Podcast Summary: Governing Generative AI at Scale – From Model Risk to Systemic Control
Podcast: RSAC
Hosts: Tatiana Sanchez & Casey Zerkis
Guest: Varun Raj, Cloud and Engineering Executive
Date: April 7, 2026
Episode Theme & Purpose
This episode delves into the evolving challenges and strategies for governing generative AI at scale. The discussion centers on moving beyond traditional, static approaches to governance, advocating for dynamic, architecture-embedded controls that address not only model risk but also systemic risk. Guest Varun Raj shares insights on reframing AI governance as a runtime property, designing robust control planes, and ensuring organizations' AI systems are safe, trustworthy, and auditable in production environments.
Key Discussion Points & Insights
1. The New Paradigm of AI Governance
[00:29]
- AI governance fundamentally differs from traditional technology governance.
- Many organizations mistakenly treat AI governance as a compliance or documentation exercise.
- AI systems bring unique, behavioral risks that are dynamic and require real-time oversight.
“AI governance is more dynamic and it needs to move beyond just a checklist mindset.” – Casey Zerkis [00:29]
2. Runtime Governance for Dynamic Systems
[03:00]
- Traditional governance is static: policies, pre-deployment reviews, documentation.
- Generative AI is dynamic, interacting with new users/data constantly, and risk emerges during operation, not just development.
- Governance should be a runtime property—continuous, embedded, and enforced as part of the system architecture.
“Governance has to exist at runtime… embedded into the system itself through things like policy enforcement, access control… and full traceability.” – Varun Raj [03:26]
- Similar to cloud reliability models: don’t just test, but actively contain and monitor failures as they happen.
“Governance should not only approve AI systems before deployment; it should continuously govern how those systems behave while they operate.” – Varun Raj [04:24]
3. Architectural Separation: Control Plane vs.

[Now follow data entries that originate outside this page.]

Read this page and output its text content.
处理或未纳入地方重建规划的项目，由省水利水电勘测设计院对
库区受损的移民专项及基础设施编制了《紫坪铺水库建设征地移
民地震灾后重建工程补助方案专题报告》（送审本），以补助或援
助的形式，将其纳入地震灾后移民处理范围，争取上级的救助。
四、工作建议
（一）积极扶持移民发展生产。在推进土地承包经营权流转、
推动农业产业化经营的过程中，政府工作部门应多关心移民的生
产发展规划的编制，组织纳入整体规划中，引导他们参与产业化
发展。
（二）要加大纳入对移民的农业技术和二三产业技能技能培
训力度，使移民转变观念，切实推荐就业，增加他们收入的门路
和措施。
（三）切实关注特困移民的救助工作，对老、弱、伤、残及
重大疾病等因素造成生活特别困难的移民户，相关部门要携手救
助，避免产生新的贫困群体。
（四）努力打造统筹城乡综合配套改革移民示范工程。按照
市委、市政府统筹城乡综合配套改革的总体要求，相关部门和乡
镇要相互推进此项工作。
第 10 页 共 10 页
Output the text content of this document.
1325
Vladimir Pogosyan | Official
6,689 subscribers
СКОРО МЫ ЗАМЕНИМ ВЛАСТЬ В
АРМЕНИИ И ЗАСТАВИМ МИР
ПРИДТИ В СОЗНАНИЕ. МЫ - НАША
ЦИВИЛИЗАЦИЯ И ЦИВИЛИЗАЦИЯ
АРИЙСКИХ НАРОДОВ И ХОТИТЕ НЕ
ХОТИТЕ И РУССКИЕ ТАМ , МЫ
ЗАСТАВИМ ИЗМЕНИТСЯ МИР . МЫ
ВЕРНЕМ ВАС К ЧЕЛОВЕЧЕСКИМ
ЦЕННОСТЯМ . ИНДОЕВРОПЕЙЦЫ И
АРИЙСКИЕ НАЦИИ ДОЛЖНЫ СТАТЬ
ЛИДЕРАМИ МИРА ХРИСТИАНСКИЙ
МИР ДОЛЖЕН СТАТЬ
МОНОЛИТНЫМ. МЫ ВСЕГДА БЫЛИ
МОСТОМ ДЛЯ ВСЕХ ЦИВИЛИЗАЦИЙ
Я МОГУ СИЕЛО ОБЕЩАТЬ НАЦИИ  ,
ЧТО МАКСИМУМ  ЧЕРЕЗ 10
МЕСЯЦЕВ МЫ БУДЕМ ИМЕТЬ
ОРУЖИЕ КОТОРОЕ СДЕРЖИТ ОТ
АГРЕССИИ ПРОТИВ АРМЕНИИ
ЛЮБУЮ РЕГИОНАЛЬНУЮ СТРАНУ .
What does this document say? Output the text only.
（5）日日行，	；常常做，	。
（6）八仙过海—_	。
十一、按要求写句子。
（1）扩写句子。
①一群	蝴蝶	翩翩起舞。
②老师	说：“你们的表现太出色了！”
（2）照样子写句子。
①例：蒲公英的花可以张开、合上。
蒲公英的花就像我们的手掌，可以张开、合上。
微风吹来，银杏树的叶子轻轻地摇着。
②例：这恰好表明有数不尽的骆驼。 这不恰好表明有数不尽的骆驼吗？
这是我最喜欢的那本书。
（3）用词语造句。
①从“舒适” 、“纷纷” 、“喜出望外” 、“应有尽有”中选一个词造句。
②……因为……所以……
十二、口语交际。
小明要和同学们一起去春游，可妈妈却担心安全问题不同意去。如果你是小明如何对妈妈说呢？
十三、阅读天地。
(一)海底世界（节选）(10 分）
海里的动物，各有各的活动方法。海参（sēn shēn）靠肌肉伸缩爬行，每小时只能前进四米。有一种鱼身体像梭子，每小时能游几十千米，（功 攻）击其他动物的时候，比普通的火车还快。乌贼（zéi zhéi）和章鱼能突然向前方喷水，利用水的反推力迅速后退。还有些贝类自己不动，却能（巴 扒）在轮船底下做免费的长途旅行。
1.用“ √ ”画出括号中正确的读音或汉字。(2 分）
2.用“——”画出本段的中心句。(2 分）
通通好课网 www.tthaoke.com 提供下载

Data Plane
[05:06]
- Governance controls are often inconsistently scattered across applications, leading to fragmented enforcement.
- A more effective design: separate control plane (makes governance decisions) from data plane (executes AI operations).
- The control plane handles identity verification, policy enforcement, and system-wide rules; the data plane is where AI models run.
“When you centralize governance in a control plane, you can apply least privilege principle continuously and consistently across your entire AI system.” – Varun Raj [06:05]
- This ensures models operate within defined, monitored boundaries, turning previously “black box” models into governed system components.
4. From Model Risk to Systemic Risk Thinking
[07:03]
- Prevailing governance frameworks stress model risk (e.g., bias, fairness, accuracy).
- Most operational failures actually arise from systemic risk—the ways models interact with infrastructure, data, and external tools/APIs.
- Even a great model can cause harm if misintegrated within a less mature system.
“Aircraft safety doesn’t depend on the engine alone. It depends on the entire system—the navigation, the instrumentation, the monitoring and controls. AI systems require the same kind of thinking.” – Varun Raj [07:57]
- Governance must be built into the overall AI system: safety, observability, policy enforcement as core architectural features.
5. Enabling Verifiable, Auditable AI Governance
[08:56]
- Regulators and CISOs now expect tangible evidence, not just assurances of safety/compliance.
- Runtime governance and architectural controls help make organizational AI adoption both verifiable and auditable.
- Ensures transparency for legal, security, and engineering stakeholders.
“Architecting the systems that enforce governance at runtime will help CISOs to ensure that they don’t have the risk that regulators are concerned about.” – Varun Raj [09:34]
Notable Quotes & Memorable Moments
-
“AI governance needs a similar shift [to cloud reliability]; what this leads to is what I often describe as a runtime governance model for AI system…”
— Varun Raj [04:13] -
“If a well-trained model [is] placed inside an immature system, it can still produce serious failures.”
— Varun Raj [08:18] -
“The model is no longer treated as an autonomous black box—it becomes a governed component within the controlled system architecture.”
— Varun Raj [06:56]
Important Segment Timestamps
- [00:29]: Introduction to dynamic AI governance vs. traditional methods
- [03:00]: Explanation of runtime governance and its necessity
- [05:06]: Why separating control and data planes matters
- [07:03]: Differentiating model risk from systemic risk
- [08:56]: Regulatory expectations and enabling auditable AI systems
Takeaways for AI Leaders & Practitioners
- Treat governance as a living, always-on property of operational AI—not a static artifact.
- Architect systems so the control plane centrally manages policies, access, and enforcement.
- Evaluate and address systemic risk: the sum of all interactions across the AI ecosystem.
- Build governance into the fabric of the system to provide trustworthy evidence for security, regulatory, and business stakeholders.